Receiver Operating Characteristic (ROC) and Precision-Recall Curves with Evaluation Metrics

Introduction
Interactive App

This interactive application is designed to help you explore and understand key evaluation metrics and visualizations for classification models, particularly in healthcare. By experimenting with parameters and thresholds, you can observe and gain understanding in how confusion matrices and derived metrics (such as sensitivity, specificity, F1-score) as well as ROC and Precision-Recall curves behave under varying conditions, providing deeper insight into model behavior and decision-making trade-offs.

Learning goals

Analyze confusion matrix–derived metrics, including sensitivity (recall), specificity, precision (positive predictive value), accuracy, and F1 score.
Explain the principles of Receiver Operating Characteristic (ROC) and Precision–Recall curves, and the Area Under the ROC Curve (AUC) and Area Under the Precision–Recall Curve (AUPRC) metrics.
Evaluate how decision thresholds and model factors such as class balance, sample size, or baseline discriminative ability affect evaluation metrics.
Compare the suitability of different measures, particularly ROC AUC and PR AUC, as performance indicators under varying conditions.

Instructions

Select the 'Interactive App' tab and review the evaluation results under the starting conditions.
Use the left panel to adjust the decision threshold and analyze how the metrics and the threshold point in the curves change. Compare the current threshold with Youden’s optimal point.
Use the left panel to modify class balance, sample size, and baseline discriminative ability individually (moving these sliders will regenerate the data), and analyze the effect first on the confusion matrix and then on the metrics and curves.
Try to simulate the behavior of a real screening test. Look for realistic performance values, consider class imbalance, and analyze the effects of varying parameters and decision thresholds.

Conclusions

While ROC curves remain largely unaffected by class imbalance as based on normalized rates (sensitivity and specificity), Precision–Recall curves can provide an informative picture in settings with imbalanced classes, such as screening tests.
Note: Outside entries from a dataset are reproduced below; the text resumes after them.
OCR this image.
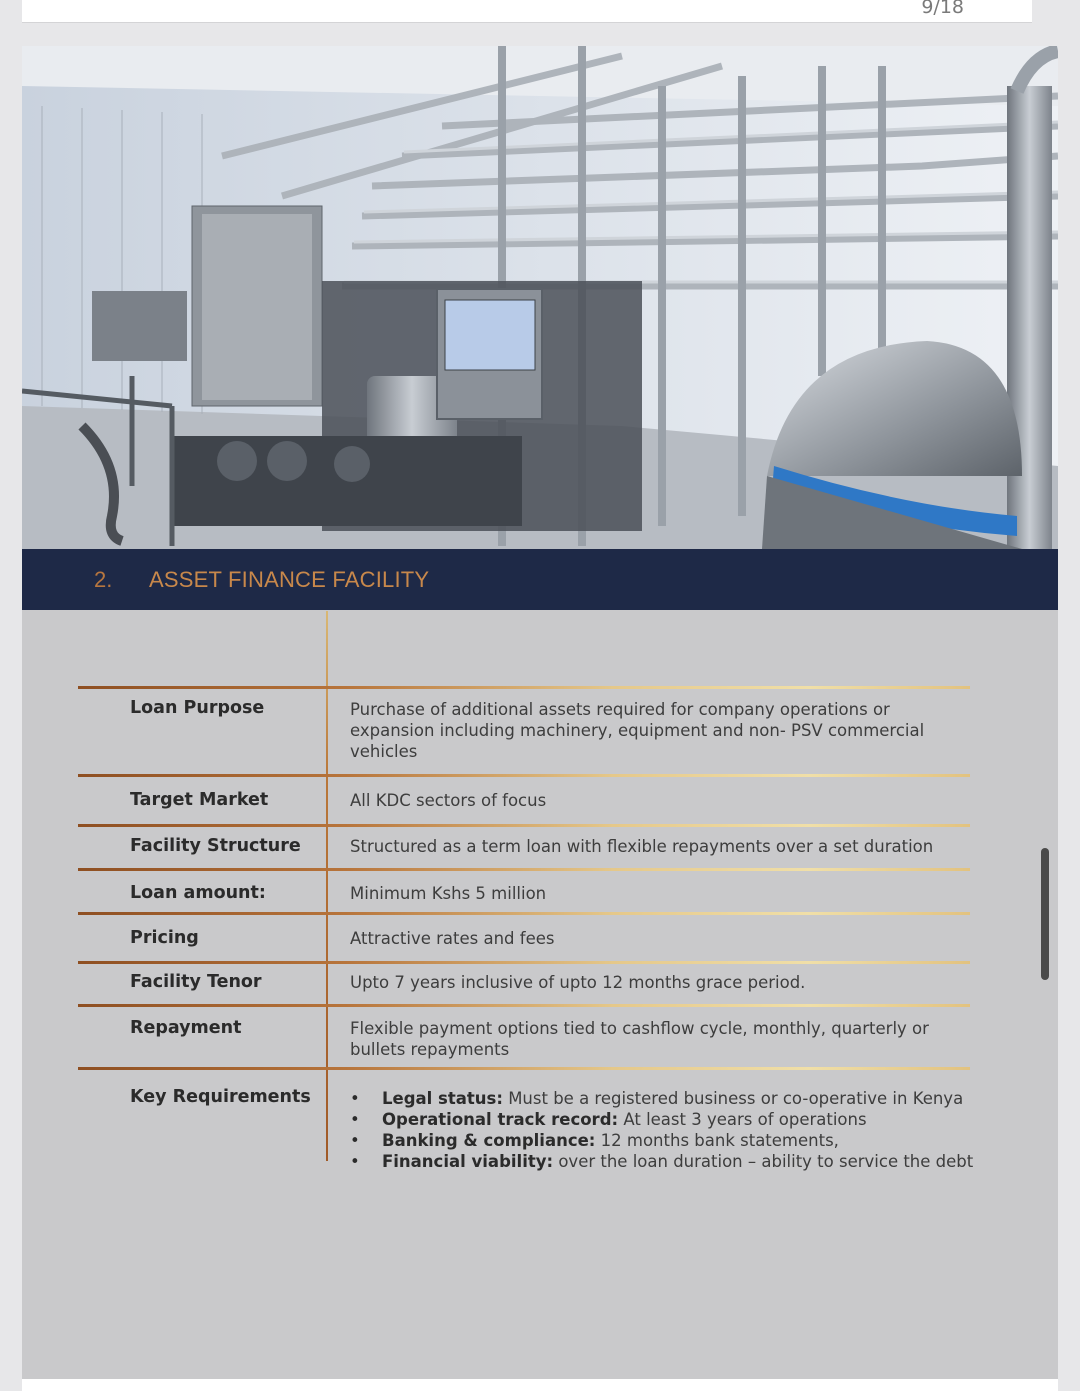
9/18
2. ASSET FINANCE FACILITY
Loan Purpose	Purchase of additional assets required for company operations or expansion including machinery, equipment and non- PSV commercial vehicles
Target Market	All KDC sectors of focus
Facility Structure	Structured as a term loan with flexible repayments over a set duration
Loan amount:	Minimum Kshs 5 million
Pricing	Attractive rates and fees
Facility Tenor	Upto 7 years inclusive of upto 12 months grace period.
Repayment	Flexible payment options tied to cashflow cycle, monthly, quarterly or bullets repayments
Key Requirements • Legal status: Must be a registered business or co-operative in Kenya
• Operational track record: At least 3 years of operations
• Banking & compliance: 12 months bank statements,
• Financial viability: over the loan duration – ability to service the debt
In these contexts, both specificity and the precision (PPV) are critical, since even a highly specific test may yield a low PPV when disease prevalence is low.
There is no single universally best threshold; the optimal cutoff depends on clinical context, such as the relative consequences of false negatives and false positives. For example, in cancer screening, sensitivity may be prioritized to avoid missing cases, whereas in confirmatory testing, specificity may be prioritized to reduce unnecessary follow-up procedures.
AUC and AUPRC values summarize overall model discrimination, but they do not indicate how a test performs at a specific threshold. In practice, threshold-dependent metrics such as sensitivity, specificity, PPV, and NPV are often more relevant for decision-making in clinical workflows.

Self-assessment questions

What does the Youden index represent in ROC analysis, and why might it be useful when choosing a threshold?
In what situations can AUPRC be more informative than ROC AUC in low-prevalence (rare disease) settings?
How does changing the decision threshold shift the balance between sensitivity (recall) and specificity?
When only one class present (class balance is set to 0 or 1), some metrics cannot be calculated. which evaluation metrics cannot be calculated, and why?
Why do ROC and PR curves appear jagged or unstable when the sample size is small?
Why can the Precision–Recall curve be non-monotonic, unlike the ROC curve?
When training an AI risk prediction model, what factors could improve or worsen its discriminative ability?